Venerdì 9 agosto – Porte aperte al frutteto sperimentale di Denno (Val di Non). Dalle 8.30 alle 12 è prevista la visita al frutteto pedonabile realizzato con diverse tipologie di impianto: dal tradizionale Bibaum® fino al Guyot, e alle tecnologie e tecniche innovative per la distribuzione dei prodotti fitosanitari: applicazioni a getto proiettato (ventilatore spento) con atomizzatore, impiego di impianti di distribuzione sovrachioma su frutteti in parete stretta, trattamenti localizzati al colletto per migliorare l’impiego degli insetticidi e ridurre la deriva.(La manifestazione si svolgerà anche in caso di pioggia). Tale attività è finanziata al Gruppo Operativo ATI Frutticoltura (APOT, CIF, FEM) nell’ambito dei PEI Misura 16.1.1 del PSR 2014-2020 della Provincia Autonoma di Trento.
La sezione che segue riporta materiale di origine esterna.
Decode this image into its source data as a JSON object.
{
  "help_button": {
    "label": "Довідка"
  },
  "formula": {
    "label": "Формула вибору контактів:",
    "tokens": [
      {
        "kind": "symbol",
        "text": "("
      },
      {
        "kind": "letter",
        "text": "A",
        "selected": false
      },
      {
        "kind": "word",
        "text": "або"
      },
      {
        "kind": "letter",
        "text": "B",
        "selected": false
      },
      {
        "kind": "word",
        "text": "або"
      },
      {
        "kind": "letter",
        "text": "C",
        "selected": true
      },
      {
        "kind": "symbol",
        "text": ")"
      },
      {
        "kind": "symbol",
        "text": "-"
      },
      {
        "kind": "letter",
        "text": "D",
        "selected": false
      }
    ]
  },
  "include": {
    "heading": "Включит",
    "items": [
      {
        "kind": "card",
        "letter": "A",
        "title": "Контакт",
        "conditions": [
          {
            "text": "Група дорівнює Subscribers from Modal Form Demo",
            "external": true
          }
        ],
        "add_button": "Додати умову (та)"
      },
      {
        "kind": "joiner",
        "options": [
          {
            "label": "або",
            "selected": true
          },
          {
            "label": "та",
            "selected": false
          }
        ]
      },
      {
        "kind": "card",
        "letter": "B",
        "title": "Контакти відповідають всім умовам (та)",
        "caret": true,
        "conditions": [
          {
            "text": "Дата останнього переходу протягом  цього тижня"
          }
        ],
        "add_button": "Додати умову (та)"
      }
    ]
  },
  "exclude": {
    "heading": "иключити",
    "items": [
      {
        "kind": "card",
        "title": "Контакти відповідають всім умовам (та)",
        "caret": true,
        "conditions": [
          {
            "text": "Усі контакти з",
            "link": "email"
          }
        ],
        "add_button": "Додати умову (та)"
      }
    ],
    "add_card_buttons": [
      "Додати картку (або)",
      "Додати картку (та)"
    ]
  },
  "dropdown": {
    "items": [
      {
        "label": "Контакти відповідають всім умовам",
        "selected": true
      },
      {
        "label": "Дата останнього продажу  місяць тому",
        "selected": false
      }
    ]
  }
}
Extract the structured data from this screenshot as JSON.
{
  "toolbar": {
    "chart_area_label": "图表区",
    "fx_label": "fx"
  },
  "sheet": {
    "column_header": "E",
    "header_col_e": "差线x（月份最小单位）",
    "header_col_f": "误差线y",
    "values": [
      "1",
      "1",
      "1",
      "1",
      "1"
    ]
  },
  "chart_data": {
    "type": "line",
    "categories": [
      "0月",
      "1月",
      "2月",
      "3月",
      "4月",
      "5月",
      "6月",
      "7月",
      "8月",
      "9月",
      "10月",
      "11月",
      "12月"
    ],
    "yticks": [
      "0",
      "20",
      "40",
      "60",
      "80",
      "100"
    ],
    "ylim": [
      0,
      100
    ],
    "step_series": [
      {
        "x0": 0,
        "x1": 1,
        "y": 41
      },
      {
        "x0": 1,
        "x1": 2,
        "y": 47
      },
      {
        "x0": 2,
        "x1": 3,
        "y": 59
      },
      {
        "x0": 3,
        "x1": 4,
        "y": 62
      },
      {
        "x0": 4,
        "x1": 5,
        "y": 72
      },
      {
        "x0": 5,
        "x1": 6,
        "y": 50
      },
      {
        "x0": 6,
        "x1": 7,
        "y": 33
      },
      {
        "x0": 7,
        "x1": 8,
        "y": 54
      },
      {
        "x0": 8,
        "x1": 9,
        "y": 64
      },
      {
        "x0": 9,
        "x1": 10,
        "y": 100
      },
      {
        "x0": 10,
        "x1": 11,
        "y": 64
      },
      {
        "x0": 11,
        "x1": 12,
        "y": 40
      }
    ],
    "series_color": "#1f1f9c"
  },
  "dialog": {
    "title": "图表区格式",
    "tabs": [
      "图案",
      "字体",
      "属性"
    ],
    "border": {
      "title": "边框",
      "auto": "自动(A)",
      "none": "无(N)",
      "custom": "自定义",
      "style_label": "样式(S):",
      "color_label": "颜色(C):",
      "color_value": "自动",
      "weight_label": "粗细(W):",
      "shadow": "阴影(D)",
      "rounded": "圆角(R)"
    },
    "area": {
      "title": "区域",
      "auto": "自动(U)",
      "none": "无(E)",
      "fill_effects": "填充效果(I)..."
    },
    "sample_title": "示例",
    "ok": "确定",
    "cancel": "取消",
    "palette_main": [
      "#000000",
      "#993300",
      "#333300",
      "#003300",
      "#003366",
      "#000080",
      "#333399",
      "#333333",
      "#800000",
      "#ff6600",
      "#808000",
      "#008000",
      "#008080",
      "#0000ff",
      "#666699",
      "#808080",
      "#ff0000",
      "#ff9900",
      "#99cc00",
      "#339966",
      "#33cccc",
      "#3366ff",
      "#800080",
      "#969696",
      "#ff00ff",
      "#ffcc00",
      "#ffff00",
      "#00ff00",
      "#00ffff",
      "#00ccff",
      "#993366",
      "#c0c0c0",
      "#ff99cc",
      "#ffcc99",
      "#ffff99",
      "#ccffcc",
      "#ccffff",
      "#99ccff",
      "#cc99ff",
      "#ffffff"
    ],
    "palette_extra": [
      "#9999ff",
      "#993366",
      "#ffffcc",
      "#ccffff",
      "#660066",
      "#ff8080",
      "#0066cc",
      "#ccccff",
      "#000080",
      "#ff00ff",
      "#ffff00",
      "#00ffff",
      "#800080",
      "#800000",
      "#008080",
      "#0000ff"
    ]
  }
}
Giovedì 22 agosto – Porte aperte a Maso Maiano (Cles), ore 8.30. Tecnologi e tecnici FEM illustreranno i risultati dell’attività sperimentale anche per quanto riguarda il 29019. Ecco i temi scelti per gli agricoltori che come sempre saranno suddivisi in gruppi. 1) Difesa in frutticoltura biologica. Andamento della ticchiolatura e primi risultati delle esperienze di gestione del patogeno. Andamento dei principali fitofagi del melo e aggiornamento situazione degli scopazzi del melo nelle aziende della Fondazione; 2) Allevamento in parete stretta e reti multifunzionali. Architettura di impianto del frutteto: come ottenere una parete fruttifera partendo dal biasse fino al multiasse e al frutteto pedonabile allevato a Guyot. Forma di allevamento e potatura verde per una “frutticoltura di precisione”. Reti anti pioggia per la difesa dalla ticchiolatura. 3) Distribuzione dei prodotti fitosanitari. Tecnologie e tecniche innovative per la distribuzione dei prodotti fitosanitari: applicazioni a getto proiettato (ventilatore spento) con atomizzatore, impiego di impianti di distribuzione sovrachioma su frutteti in parete stretta, trattamenti localizzati al colletto per migliorare l’impiego degli insetticidi e ridurre la deriva. 4) Innovazione varietale. Presentazione di alcune delle nuove varietà di melo, standard e dotate di resistenti genetiche, frutto del programma di miglioramento genetico della Fondazione Mach e di altri programmi nazionali ed internazionali.

Giovedì 22 agosto – Incontro prevendemmiale (sede FEM), ore 16. Giovedì 22 agosto, nel pomeriggio, alle ore 16 la sezione trentina di Assoenologi organizza presso l’aula magna della Fondazione Mach il tradizionale incontro prevendemmiale dove si farà il punto sulla raccolta delle uve.